Written by Jason Morgan Ward and published by Oxford University Press, “Hanging Bridge: Racial Violence and America’s Civil Rights Century” examines decades of racial tension in the Clarke County town of Shubuta, where a bridge that crosses the Chickasawhay River served as the site for lynchings. Morgan will sign copies of his book at 5-7 p.m. Thursday [May 26] in the Phil Hardin Foundation Library on MSU-Meridian’s College Park Campus.
Ward, who joined MSU’s faculty in 2008, said the book focuses on three major events in Shubuta, two of which involved the steel-framed bridge. In 1918, a mob lynched four young blacks, including two men and two pregnant women. Twenty-four years later, in 1942, two black teenagers were lynched there.

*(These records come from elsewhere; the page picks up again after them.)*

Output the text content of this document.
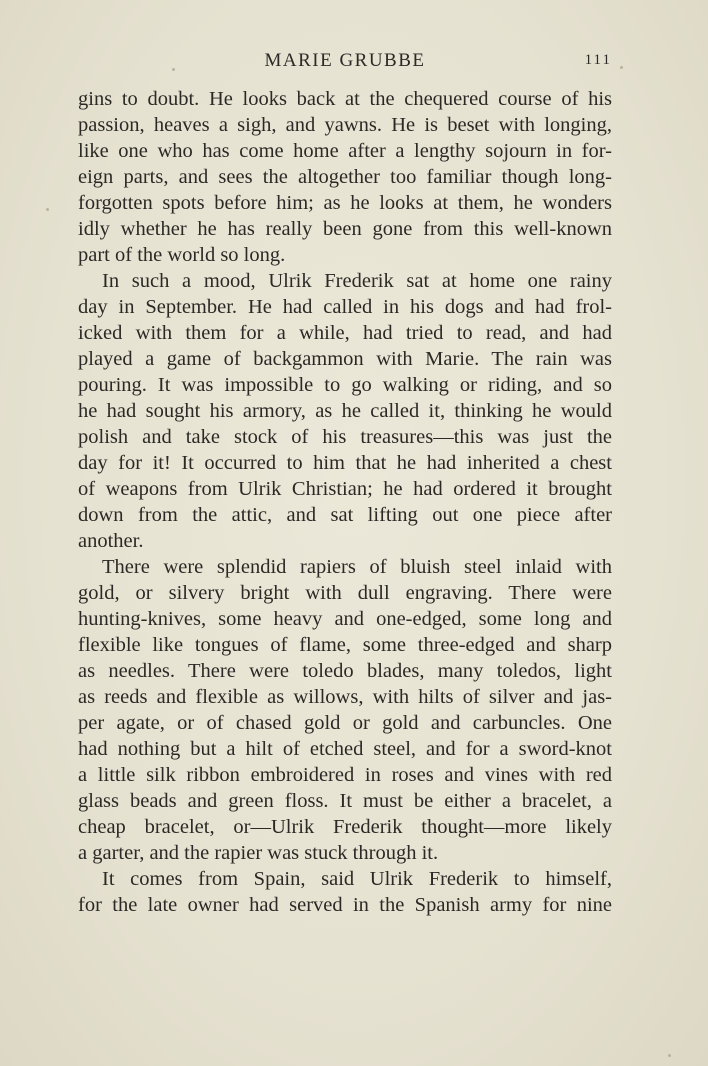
MARIE GRUBBE	111
gins to doubt. He looks back at the chequered course of his
passion, heaves a sigh, and yawns. He is beset with longing,
like one who has come home after a lengthy sojourn in for-
eign parts, and sees the altogether too familiar though long-
forgotten spots before him; as he looks at them, he wonders
idly whether he has really been gone from this well-known
part of the world so long.
In such a mood, Ulrik Frederik sat at home one rainy
day in September. He had called in his dogs and had frol-
icked with them for a while, had tried to read, and had
played a game of backgammon with Marie. The rain was
pouring. It was impossible to go walking or riding, and so
he had sought his armory, as he called it, thinking he would
polish and take stock of his treasures—this was just the
day for it! It occurred to him that he had inherited a chest
of weapons from Ulrik Christian; he had ordered it brought
down from the attic, and sat lifting out one piece after
another.
There were splendid rapiers of bluish steel inlaid with
gold, or silvery bright with dull engraving. There were
hunting-knives, some heavy and one-edged, some long and
flexible like tongues of flame, some three-edged and sharp
as needles. There were toledo blades, many toledos, light
as reeds and flexible as willows, with hilts of silver and jas-
per agate, or of chased gold or gold and carbuncles. One
had nothing but a hilt of etched steel, and for a sword-knot
a little silk ribbon embroidered in roses and vines with red
glass beads and green floss. It must be either a bracelet, a
cheap bracelet, or—Ulrik Frederik thought—more likely
a garter, and the rapier was stuck through it.
It comes from Spain, said Ulrik Frederik to himself,
for the late owner had served in the Spanish army for nine
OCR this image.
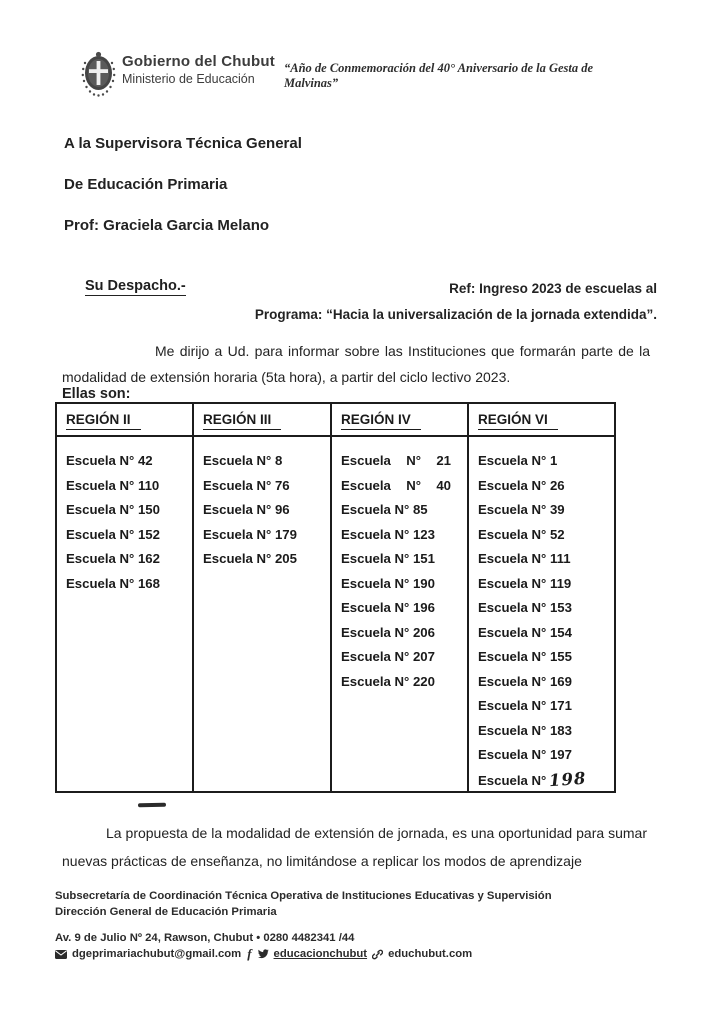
Gobierno del Chubut
Ministerio de Educación
“Año de Conmemoración del 40° Aniversario de la Gesta de Malvinas”
A la Supervisora Técnica General
De Educación Primaria
Prof: Graciela Garcia Melano
Su Despacho.-	Ref: Ingreso 2023 de escuelas al
Programa: “Hacia la universalización de la jornada extendida”.
Me dirijo a Ud. para informar sobre las Instituciones que formarán parte de la modalidad de extensión horaria (5ta hora), a partir del ciclo lectivo 2023.
Ellas son:
REGIÓN II
Escuela N° 42
Escuela N° 110
Escuela N° 150
Escuela N° 152
Escuela N° 162
Escuela N° 168
REGIÓN III
Escuela N° 8
Escuela N° 76
Escuela N° 96
Escuela N° 179
Escuela N° 205
REGIÓN IV
Escuela N° 21
Escuela N° 40
Escuela N° 85
Escuela N° 123
Escuela N° 151
Escuela N° 190
Escuela N° 196
Escuela N° 206
Escuela N° 207
Escuela N° 220
REGIÓN VI
Escuela N° 1
Escuela N° 26
Escuela N° 39
Escuela N° 52
Escuela N° 111
Escuela N° 119
Escuela N° 153
Escuela N° 154
Escuela N° 155
Escuela N° 169
Escuela N° 171
Escuela N° 183
Escuela N° 197
Escuela N° 198
La propuesta de la modalidad de extensión de jornada, es una oportunidad para sumar nuevas prácticas de enseñanza, no limitándose a replicar los modos de aprendizaje
Subsecretaría de Coordinación Técnica Operativa de Instituciones Educativas y Supervisión
Dirección General de Educación Primaria
Av. 9 de Julio Nº 24, Rawson, Chubut • 0280 4482341 /44
dgeprimariachubut@gmail.com f educacionchubut educhubut.com
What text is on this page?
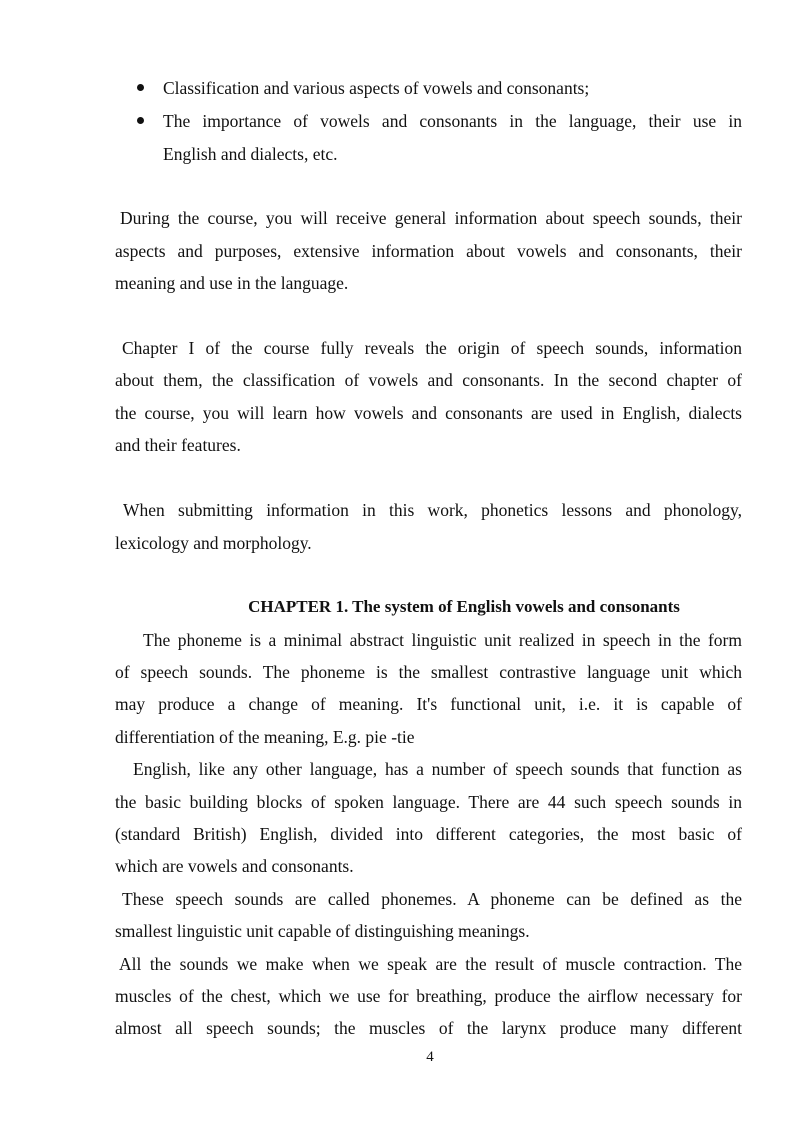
Classification and various aspects of vowels and consonants;
The importance of vowels and consonants in the language, their use in
English and dialects, etc.
During the course, you will receive general information about speech sounds, their
aspects and purposes, extensive information about vowels and consonants, their
meaning and use in the language.
Chapter I of the course fully reveals the origin of speech sounds, information
about them, the classification of vowels and consonants. In the second chapter of
the course, you will learn how vowels and consonants are used in English, dialects
and their features.
When submitting information in this work, phonetics lessons and phonology,
lexicology and morphology.
CHAPTER 1. The system of English vowels and consonants
The phoneme is a minimal abstract linguistic unit realized in speech in the form
of speech sounds. The phoneme is the smallest contrastive language unit which
may produce a change of meaning. It's functional unit, i.e. it is capable of
differentiation of the meaning, E.g. pie -tie
English, like any other language, has a number of speech sounds that function as
the basic building blocks of spoken language. There are 44 such speech sounds in
(standard British) English, divided into different categories, the most basic of
which are vowels and consonants.
These speech sounds are called phonemes. A phoneme can be defined as the
smallest linguistic unit capable of distinguishing meanings.
All the sounds we make when we speak are the result of muscle contraction. The
muscles of the chest, which we use for breathing, produce the airflow necessary for
almost all speech sounds; the muscles of the larynx produce many different
4
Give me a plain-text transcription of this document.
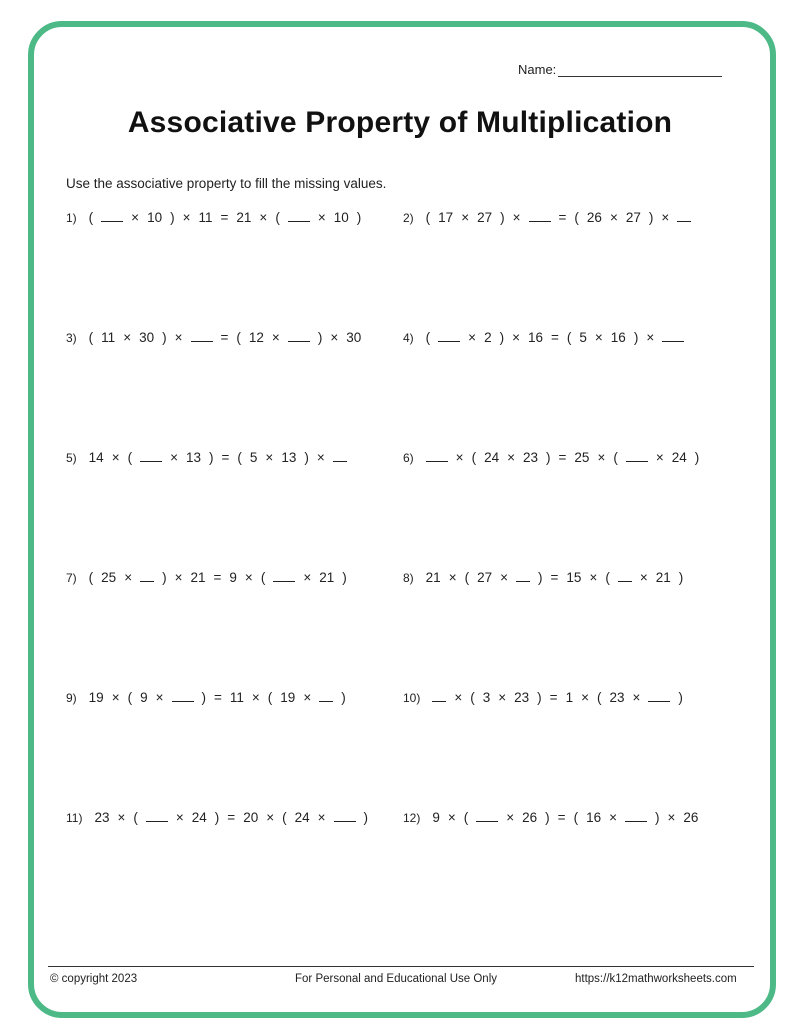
Name:
Associative Property of Multiplication
Use the associative property to fill the missing values.
1) (	× 10 ) × 11 = 21 × (	× 10 )	2) ( 17 × 27 ) ×	= ( 26 × 27 ) ×
3) ( 11 × 30 ) ×	= ( 12 ×	) × 30	4) (	× 2 ) × 16 = ( 5 × 16 ) ×
5) 14 × (	× 13 ) = ( 5 × 13 ) ×	6)	× ( 24 × 23 ) = 25 × (	× 24 )
7) ( 25 × ) × 21 = 9 × (	× 21 )	8) 21 × ( 27 × ) = 15 × ( × 21 )
9) 19 × ( 9 ×	) = 11 × ( 19 × )	10)	× ( 3 × 23 ) = 1 × ( 23 ×	)
11) 23 × (	× 24 ) = 20 × ( 24 ×	)	12) 9 × (	× 26 ) = ( 16 ×	) × 26
© copyright 2023	For Personal and Educational Use Only	https://k12mathworksheets.com
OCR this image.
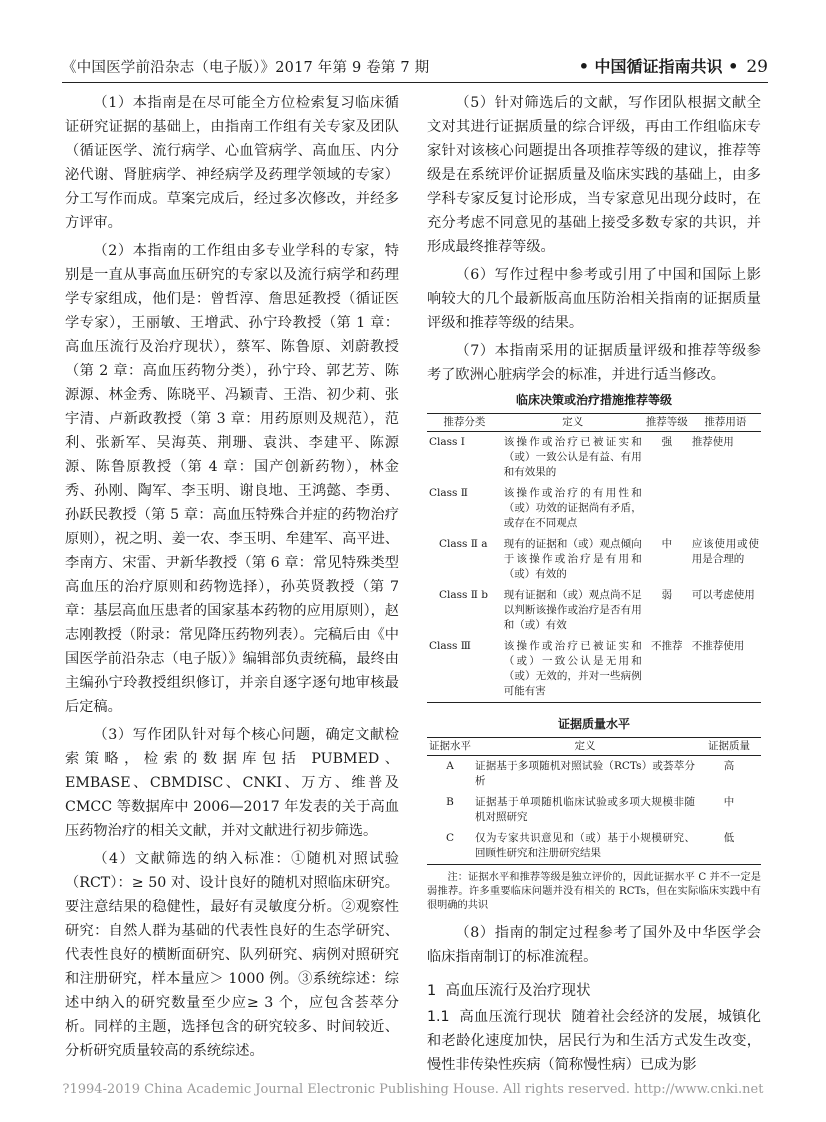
《中国医学前沿杂志（电子版）》2017 年第 9 卷第 7 期	• 中国循证指南共识 • 29

（1）本指南是在尽可能全方位检索复习临床循证研究证据的基础上，由指南工作组有关专家及团队（循证医学、流行病学、心血管病学、高血压、内分泌代谢、肾脏病学、神经病学及药理学领域的专家）分工写作而成。草案完成后，经过多次修改，并经多方评审。

（2）本指南的工作组由多专业学科的专家，特别是一直从事高血压研究的专家以及流行病学和药理学专家组成，他们是：曾哲淳、詹思延教授（循证医学专家），王丽敏、王增武、孙宁玲教授（第 1 章：高血压流行及治疗现状），蔡军、陈鲁原、刘蔚教授（第 2 章：高血压药物分类），孙宁玲、郭艺芳、陈源源、林金秀、陈晓平、冯颖青、王浩、初少莉、张宇清、卢新政教授（第 3 章：用药原则及规范），范利、张新军、吴海英、荆珊、袁洪、李建平、陈源源、陈鲁原教授（第 4 章：国产创新药物），林金秀、孙刚、陶军、李玉明、谢良地、王鸿懿、李勇、孙跃民教授（第 5 章：高血压特殊合并症的药物治疗原则），祝之明、姜一农、李玉明、牟建军、高平进、李南方、宋雷、尹新华教授（第 6 章：常见特殊类型高血压的治疗原则和药物选择），孙英贤教授（第 7 章：基层高血压患者的国家基本药物的应用原则），赵志刚教授（附录：常见降压药物列表）。完稿后由《中国医学前沿杂志（电子版）》编辑部负责统稿，最终由主编孙宁玲教授组织修订，并亲自逐字逐句地审核最后定稿。

（3）写作团队针对每个核心问题，确定文献检索策略，检索的数据库包括 PUBMED、EMBASE、CBMDISC、CNKI、万方、维普及 CMCC 等数据库中 2006—2017 年发表的关于高血压药物治疗的相关文献，并对文献进行初步筛选。

（4）文献筛选的纳入标准：①随机对照试验（RCT）：≥ 50 对、设计良好的随机对照临床研究。要注意结果的稳健性，最好有灵敏度分析。②观察性研究：自然人群为基础的代表性良好的生态学研究、代表性良好的横断面研究、队列研究、病例对照研究和注册研究，样本量应＞ 1000 例。③系统综述：综述中纳入的研究数量至少应≥ 3 个，应包含荟萃分析。同样的主题，选择包含的研究较多、时间较近、分析研究质量较高的系统综述。

（5）针对筛选后的文献，写作团队根据文献全文对其进行证据质量的综合评级，再由工作组临床专家针对该核心问题提出各项推荐等级的建议，推荐等级是在系统评价证据质量及临床实践的基础上，由多学科专家反复讨论形成，当专家意见出现分歧时，在充分考虑不同意见的基础上接受多数专家的共识，并形成最终推荐等级。

（6）写作过程中参考或引用了中国和国际上影响较大的几个最新版高血压防治相关指南的证据质量评级和推荐等级的结果。

（7）本指南采用的证据质量评级和推荐等级参考了欧洲心脏病学会的标准，并进行适当修改。

临床决策或治疗措施推荐等级
推荐分类	定义	推荐等级	推荐用语
Class Ⅰ	该操作或治疗已被证实和（或）一致公认是有益、有用和有效果的	强	推荐使用
Class Ⅱ	该操作或治疗的有用性和（或）功效的证据尚有矛盾，或存在不同观点		
Class Ⅱ a	现有的证据和（或）观点倾向于该操作或治疗是有用和（或）有效的	中	应该使用或使用是合理的
Class Ⅱ b	现有证据和（或）观点尚不足以判断该操作或治疗是否有用和（或）有效	弱	可以考虑使用
Class Ⅲ	该操作或治疗已被证实和（或）一致公认是无用和（或）无效的，并对一些病例可能有害	不推荐	不推荐使用
证据质量水平
证据水平	定义	证据质量
A	证据基于多项随机对照试验（RCTs）或荟萃分析	高
B	证据基于单项随机临床试验或多项大规模非随机对照研究	中
C	仅为专家共识意见和（或）基于小规模研究、回顾性研究和注册研究结果	低
注：证据水平和推荐等级是独立评价的，因此证据水平 C 并不一定是弱推荐。许多重要临床问题并没有相关的 RCTs，但在实际临床实践中有很明确的共识

（8）指南的制定过程参考了国外及中华医学会临床指南制订的标准流程。

1 高血压流行及治疗现状

1.1 高血压流行现状 随着社会经济的发展，城镇化和老龄化速度加快，居民行为和生活方式发生改变，慢性非传染性疾病（简称慢性病）已成为影

?1994-2019 China Academic Journal Electronic Publishing House. All rights reserved. http://www.cnki.net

The book also recounts the height of Shubuta’s civil rights movement in 1966 and highlights the efforts of local civil rights activists.
“This story is told over such a long period of time, so you see different characters, events and themes elevated,” Ward said. “There are lots of communities in Mississippi that have their own stories like this that haven’t been told. I would like for this to be a model for seeking out these stories and thinking about new structures for telling them.”
Both Shubuta bridge lynchings occurred in an era of world war, when Ward said bubbling social conflicts and anxieties reached new heights. Membership to the National Association for the Advancement of Colored People grew during both world wars, he said, and pressure on the government to make social changes increased on many fronts.
Also, economic shifts brought by the wars allowed blacks opportunities for higher paying jobs, which Ward said challenged the prevailing class structure and helped people leave a system of debt and credit that had kept them in a cycle of poverty.
Challenges to economic and class themes re-emerged in Shubuta in the late 1960s, Ward added, especially when the Head Start anti-poverty program offered jobs to African American women that paid three times more than common subservient labor.
Time Magazine has published an excerpt from the book’s introduction, and Ward has talked about it in interviews for National Public Radio and Vice Magazine. He said what he thinks makes the story so unique is having the bridge, which is still standing, as a physical device tying it together.
“Every town is famous for something,” he said. “You just don’t necessarily get to choose what that thing is.”
This is Morgan’s second published book. His first, “Defending White Democracy: The Making of a Segregationist Movement and the Remaking of Racial Politics, 1936-65,” was released in 2011.